Cheilotheca

Scientific classification
- Kingdom: Plantae
- Clade: Tracheophytes
- Clade: Angiosperms
- Clade: Eudicots
- Clade: Asterids
- Order: Ericales
- Family: Ericaceae
- Subfamily: Monotropoideae
- Tribe: Monotropeae
- Genus: Cheilotheca Hook.f.

= Cheilotheca =

Genus of flowering plants in the heath family

Cheilotheca is a small genus of myco-heterotrophic plants in the family Ericaceae. They obtain their nutrients by parasitising fungi in the Russulaceae family. As of 2025, the genus includes four species.

==Etymology==
The genus was named by Joseph Dalton Hooker in 1876. The name is derived from the Greek word "cheilos", meaning a lip or an edge.

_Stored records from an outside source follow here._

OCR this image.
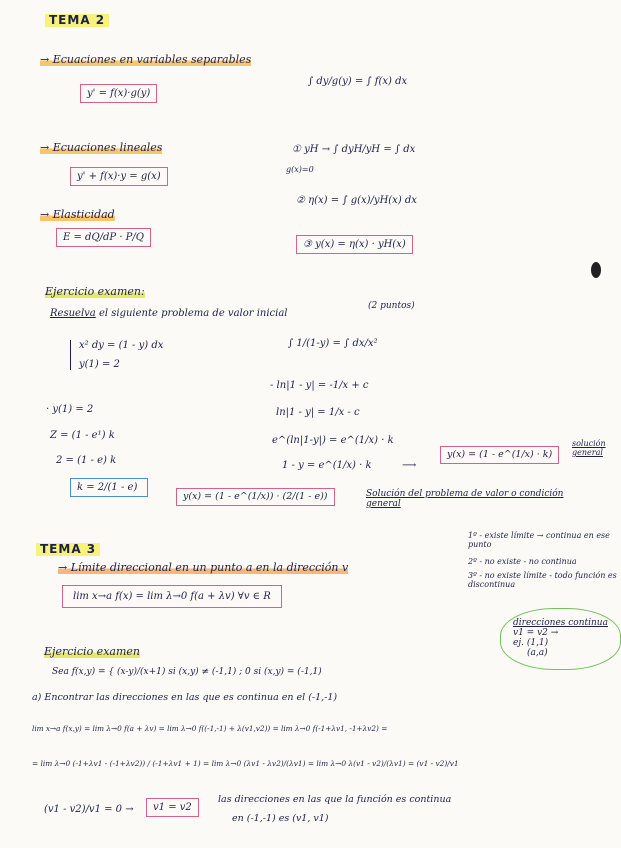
TEMA 2
→ Ecuaciones en variables separables
y' = f(x)·g(y)
∫ dy/g(y) = ∫ f(x) dx
→ Ecuaciones lineales
y' + f(x)·y = g(x)
① yH → ∫ dyH/yH = ∫ dx
g(x)=0
② η(x) = ∫ g(x)/yH(x) dx
③ y(x) = η(x) · yH(x)
→ Elasticidad
E = dQ/dP · P/Q
Ejercicio examen:
Resuelva el siguiente problema de valor inicial
(2 puntos)
x² dy = (1 - y) dx
y(1) = 2
∫ 1/(1-y) = ∫ dx/x²
- ln|1 - y| = -1/x + c
ln|1 - y| = 1/x - c
e^(ln|1-y|) = e^(1/x) · k
1 - y = e^(1/x) · k	⟶
y(x) = (1 - e^(1/x) · k)
solución general
· y(1) = 2
Z = (1 - e¹) k
2 = (1 - e) k
k = 2/(1 - e)
y(x) = (1 - e^(1/x)) · (2/(1 - e))	Solución del problema de valor o condición general
TEMA 3
→ Límite direccional en un punto a en la dirección v
lim x→a f(x) = lim λ→0 f(a + λv) ∀v ∈ R
1º - existe límite → continua en ese punto
2º - no existe - no continua
3º - no existe límite - todo función es discontinua
direcciones continua
v1 = v2 →
ej. (1,1)
(a,a)
Ejercicio examen
Sea f(x,y) = { (x-y)/(x+1) si (x,y) ≠ (-1,1) ; 0 si (x,y) = (-1,1)
a) Encontrar las direcciones en las que es continua en el (-1,-1)
lim x→a f(x,y) = lim λ→0 f(a + λv) = lim λ→0 f((-1,-1) + λ(v1,v2)) = lim λ→0 f(-1+λv1, -1+λv2) =
= lim λ→0 (-1+λv1 - (-1+λv2)) / (-1+λv1 + 1) = lim λ→0 (λv1 - λv2)/(λv1) = lim λ→0 λ(v1 - v2)/(λv1) = (v1 - v2)/v1
(v1 - v2)/v1 = 0 →	v1 = v2
las direcciones en las que la función es continua
en (-1,-1) es (v1, v1)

The "theca" is a Latin term, meaning covering or sheath. Together they essentially mean "lipped sheath".

==Taxonomy==
Based on morphological analyses, Cheilotheca has been placed in the Ericaceae subfamily Monotropoideae. The exact placement of Cheilotheca within the Monotropoideae is still unknown, but morphologically the genus most closely resembles Monotropa and Monotropastrum.

==List of species==
- Cheilotheca crocea L.Wu & Yan Liu
- Cheilotheca khasiana Hook.f.
- Cheilotheca malayana Scort. ex Hook.f.
- Cheilotheca sleumerana H.Keng

Cheilotheca macrocarpa is sometimes included in this genus as well; it is synonymous with Monotropastrum humile.